Jeder kennt die Pixies – der Song „Where is my Mind“ bekam durch diverse Filmsoundtracks wie dem von Fight Club oder der Serie Mr. Robot immer wieder neue Popularitätsschübe. Die Platte Surfer Rosa, auf der das Lied das erste Mal veröffentlicht wurde, stammt aus dem Jahr 1988 und gilt als eines der wichtigsten Alben dieser Ära. Prägende Künstler des folgenden Jahrzehnts wie etwa Kurt Cobain von Nirvana oder die Mitglieder von Radiohead nennen die Pixies als einen ihrer größten Einflüsse.

Nun, nach der Trennung der Band im Jahr 1993, der Rückkehr in die Öffentlichkeit mit Konzerten 10 Jahre später und der endgültigen Verabschiedung von ihrer Bassistin Kim Deal im Jahr 2013, kommt ein neues Album auf den Markt. Wenn Band-Mitglieder wechseln und dann ein neues Album entsteht, ist das ja immer eine besondere Herausforderung. Vor allem die Rolle, die die neue Bassistin Paz Lenchantin einnimmt, wäre für eine Weiterentwicklung der Musik ganz entscheidend gewesen. Mit dem Album Head Carrier, das Ende September 2016 erschienen ist, enttäuschen die Pixies aber leider.

Die neue Frau am Bass scheint sich nicht selber definieren zu wollen, sie stellt lediglich eine Kopie von Kim Deal dar. Die Musik auf Head Carrier ist keine Weiterentwicklung, nicht für die Band und auch nicht für Rock-Musik im Jahre 2016. Deshalb wirkt die neue Pixies-Platte leider nur langweilig und gehört zum Genre „alternative Gitarrenmusik, die man sich sparen kann“.

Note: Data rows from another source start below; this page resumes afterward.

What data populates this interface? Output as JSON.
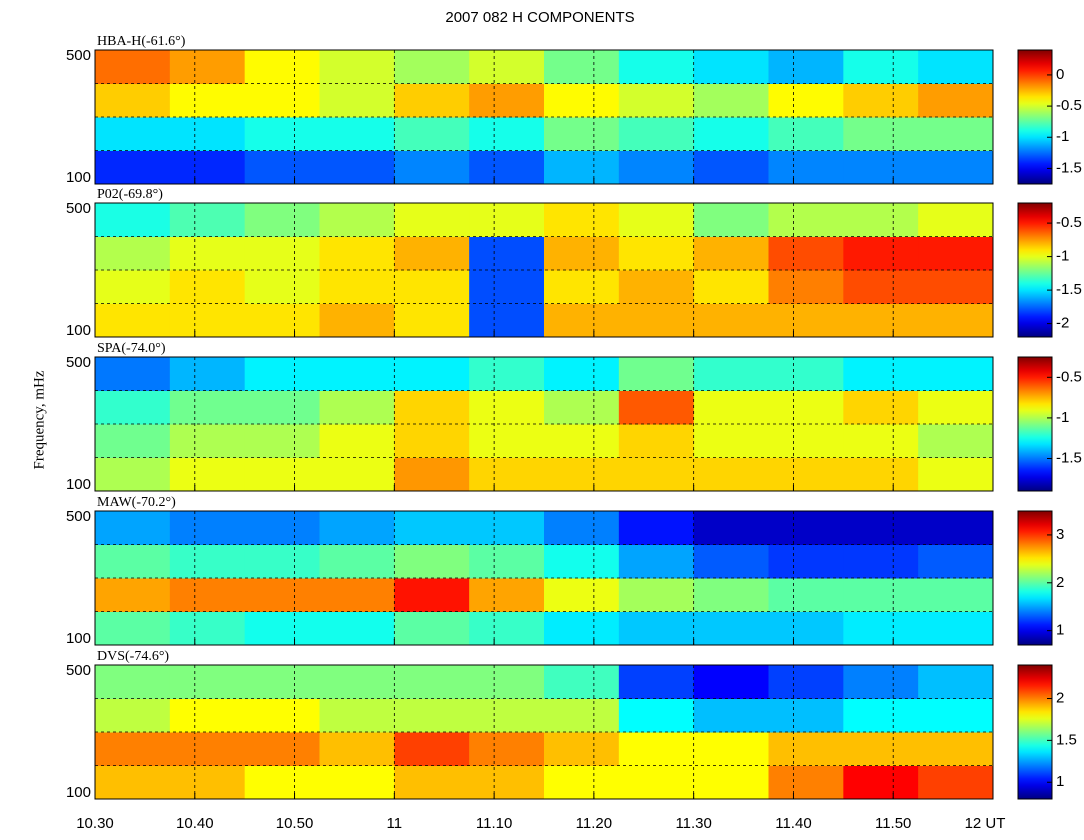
{
  "title": "2007   082 H COMPONENTS",
  "y_label": "Frequency, mHz",
  "xlim": [
    10.5,
    12
  ],
  "xticks": [
    {
      "value": 10.5,
      "label": "10.30"
    },
    {
      "value": 10.6667,
      "label": "10.40"
    },
    {
      "value": 10.8333,
      "label": "10.50"
    },
    {
      "value": 11,
      "label": "11"
    },
    {
      "value": 11.1667,
      "label": "11.10"
    },
    {
      "value": 11.3333,
      "label": "11.20"
    },
    {
      "value": 11.5,
      "label": "11.30"
    },
    {
      "value": 11.6667,
      "label": "11.40"
    },
    {
      "value": 11.8333,
      "label": "11.50"
    },
    {
      "value": 12,
      "label": "12 UT"
    }
  ],
  "chart_data": [
    {
      "type": "heatmap",
      "title": "HBA-H(-61.6°)",
      "colormap": "jet",
      "x_bins": [
        10.5,
        10.625,
        10.75,
        10.875,
        11,
        11.125,
        11.25,
        11.375,
        11.5,
        11.625,
        11.75,
        11.875,
        12
      ],
      "y_bins": [
        100,
        200,
        300,
        400,
        500
      ],
      "ylim": [
        100,
        500
      ],
      "yticks": [
        100,
        500
      ],
      "ygrid": [
        200,
        300,
        400
      ],
      "z": [
        [
          -1.4,
          -1.4,
          -1.3,
          -1.3,
          -1.2,
          -1.3,
          -1.1,
          -1.2,
          -1.3,
          -1.2,
          -1.2,
          -1.2
        ],
        [
          -1.0,
          -1.0,
          -0.9,
          -0.9,
          -0.8,
          -0.9,
          -0.7,
          -0.8,
          -0.9,
          -0.8,
          -0.7,
          -0.7
        ],
        [
          -0.3,
          -0.4,
          -0.4,
          -0.5,
          -0.3,
          -0.2,
          -0.4,
          -0.5,
          -0.6,
          -0.4,
          -0.3,
          -0.2
        ],
        [
          -0.1,
          -0.2,
          -0.4,
          -0.5,
          -0.6,
          -0.5,
          -0.7,
          -0.9,
          -1.0,
          -1.1,
          -0.9,
          -1.0
        ]
      ],
      "clim": [
        -1.75,
        0.4
      ],
      "cticks": [
        0,
        -0.5,
        -1,
        -1.5
      ]
    },
    {
      "type": "heatmap",
      "title": "P02(-69.8°)",
      "colormap": "jet",
      "x_bins": [
        10.5,
        10.625,
        10.75,
        10.875,
        11,
        11.125,
        11.25,
        11.375,
        11.5,
        11.625,
        11.75,
        11.875,
        12
      ],
      "y_bins": [
        100,
        200,
        300,
        400,
        500
      ],
      "ylim": [
        100,
        500
      ],
      "yticks": [
        100,
        500
      ],
      "ygrid": [
        200,
        300,
        400
      ],
      "z": [
        [
          -0.9,
          -0.9,
          -0.9,
          -0.8,
          -0.9,
          -1.8,
          -0.8,
          -0.8,
          -0.8,
          -0.8,
          -0.8,
          -0.8
        ],
        [
          -1.0,
          -0.9,
          -1.0,
          -0.9,
          -0.9,
          -1.8,
          -0.9,
          -0.8,
          -0.9,
          -0.7,
          -0.6,
          -0.6
        ],
        [
          -1.1,
          -1.0,
          -1.0,
          -0.9,
          -0.8,
          -1.8,
          -0.8,
          -0.9,
          -0.8,
          -0.6,
          -0.5,
          -0.5
        ],
        [
          -1.4,
          -1.3,
          -1.2,
          -1.1,
          -1.0,
          -1.0,
          -0.9,
          -1.0,
          -1.2,
          -1.1,
          -1.1,
          -1.0
        ]
      ],
      "clim": [
        -2.2,
        -0.2
      ],
      "cticks": [
        -0.5,
        -1,
        -1.5,
        -2
      ]
    },
    {
      "type": "heatmap",
      "title": "SPA(-74.0°)",
      "colormap": "jet",
      "x_bins": [
        10.5,
        10.625,
        10.75,
        10.875,
        11,
        11.125,
        11.25,
        11.375,
        11.5,
        11.625,
        11.75,
        11.875,
        12
      ],
      "y_bins": [
        100,
        200,
        300,
        400,
        500
      ],
      "ylim": [
        100,
        500
      ],
      "yticks": [
        100,
        500
      ],
      "ygrid": [
        200,
        300,
        400
      ],
      "z": [
        [
          -1.0,
          -0.9,
          -0.9,
          -0.9,
          -0.7,
          -0.8,
          -0.8,
          -0.8,
          -0.8,
          -0.8,
          -0.8,
          -0.9
        ],
        [
          -1.1,
          -1.0,
          -1.0,
          -0.9,
          -0.8,
          -0.9,
          -0.9,
          -0.8,
          -0.9,
          -0.9,
          -0.9,
          -1.0
        ],
        [
          -1.2,
          -1.1,
          -1.1,
          -1.0,
          -0.8,
          -0.9,
          -1.0,
          -0.6,
          -0.9,
          -0.9,
          -0.8,
          -0.9
        ],
        [
          -1.5,
          -1.4,
          -1.3,
          -1.3,
          -1.3,
          -1.2,
          -1.3,
          -1.1,
          -1.2,
          -1.2,
          -1.3,
          -1.3
        ]
      ],
      "clim": [
        -1.9,
        -0.25
      ],
      "cticks": [
        -0.5,
        -1,
        -1.5
      ]
    },
    {
      "type": "heatmap",
      "title": "MAW(-70.2°)",
      "colormap": "jet",
      "x_bins": [
        10.5,
        10.625,
        10.75,
        10.875,
        11,
        11.125,
        11.25,
        11.375,
        11.5,
        11.625,
        11.75,
        11.875,
        12
      ],
      "y_bins": [
        100,
        200,
        300,
        400,
        500
      ],
      "ylim": [
        100,
        500
      ],
      "yticks": [
        100,
        500
      ],
      "ygrid": [
        200,
        300,
        400
      ],
      "z": [
        [
          2.0,
          1.9,
          1.8,
          1.8,
          2.0,
          1.9,
          1.7,
          1.6,
          1.6,
          1.6,
          1.7,
          1.7
        ],
        [
          2.7,
          2.8,
          2.8,
          2.8,
          3.1,
          2.7,
          2.4,
          2.2,
          2.1,
          2.0,
          2.0,
          2.0
        ],
        [
          2.0,
          1.9,
          1.9,
          2.0,
          2.1,
          2.0,
          1.8,
          1.5,
          1.3,
          1.2,
          1.2,
          1.3
        ],
        [
          1.5,
          1.4,
          1.4,
          1.5,
          1.6,
          1.6,
          1.4,
          1.1,
          0.9,
          0.9,
          0.9,
          0.9
        ]
      ],
      "clim": [
        0.7,
        3.5
      ],
      "cticks": [
        3,
        2,
        1
      ]
    },
    {
      "type": "heatmap",
      "title": "DVS(-74.6°)",
      "colormap": "jet",
      "x_bins": [
        10.5,
        10.625,
        10.75,
        10.875,
        11,
        11.125,
        11.25,
        11.375,
        11.5,
        11.625,
        11.75,
        11.875,
        12
      ],
      "y_bins": [
        100,
        200,
        300,
        400,
        500
      ],
      "ylim": [
        100,
        500
      ],
      "yticks": [
        100,
        500
      ],
      "ygrid": [
        200,
        300,
        400
      ],
      "z": [
        [
          1.9,
          1.9,
          1.8,
          1.8,
          1.9,
          1.9,
          1.8,
          1.8,
          1.8,
          2.0,
          2.2,
          2.1
        ],
        [
          2.0,
          2.0,
          2.0,
          1.9,
          2.1,
          2.0,
          1.9,
          1.8,
          1.8,
          1.9,
          1.9,
          1.9
        ],
        [
          1.7,
          1.8,
          1.8,
          1.7,
          1.7,
          1.7,
          1.7,
          1.4,
          1.3,
          1.3,
          1.4,
          1.4
        ],
        [
          1.6,
          1.6,
          1.6,
          1.6,
          1.6,
          1.6,
          1.5,
          1.1,
          1.0,
          1.1,
          1.2,
          1.3
        ]
      ],
      "clim": [
        0.8,
        2.4
      ],
      "cticks": [
        2,
        1.5,
        1
      ]
    }
  ]
}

Die Ära, in der die Pixies sich noch mit tollen Riffs und Melodien von anderen Bands des Genres unterschieden haben, ist vorbei. Jetzt klingt ihre Musik nur noch wie ein Abklatsch, ohne rechte Energie. Belanglose Riffs, die an Highschool-Rock, nur ohne Power, erinnern, lassen die Bandmitglieder, die sich in ihren 50ern befinden, ziemlich alt aussehen. Der dritte Song „Baal’s back“ beispielsweise hat mit seinem Schrei-Gesang und den verzerrten Gitarren geradezu etwas verzweifelt Bemühtes. Nach Baal, der Dämon-Gottheit, klingt es jedenfalls so gar nicht. Auch in „Might as well be gone“ versuchen die Pixies, die 90er Jahre wiederaufleben zu lassen. Der Anfang klingt wie ein Nirvana-Riff – dass das aber nur noch einschläfernd wirkt, überrascht einen bei den Songs davor nicht mehr wirklich. Den Songtitel kann man leider auch auf die Musik übertragen. Die Single des Albums „Tenement Song“ ist zwar ein Ohrwurm, aber wieder kommt nichts Neues, Erfrischendes. Dafür ist das bunte Video mit den Illustrationen ganz unterhaltsam. Es sieht so aus wie eine Kollage und führt die Zuschauer in Unterwasserwelten hinab. Dass ein Video zu einem Song allerdings der beste Part eines neuen Albums sein soll, sagt aber eigentlich auch schon alles.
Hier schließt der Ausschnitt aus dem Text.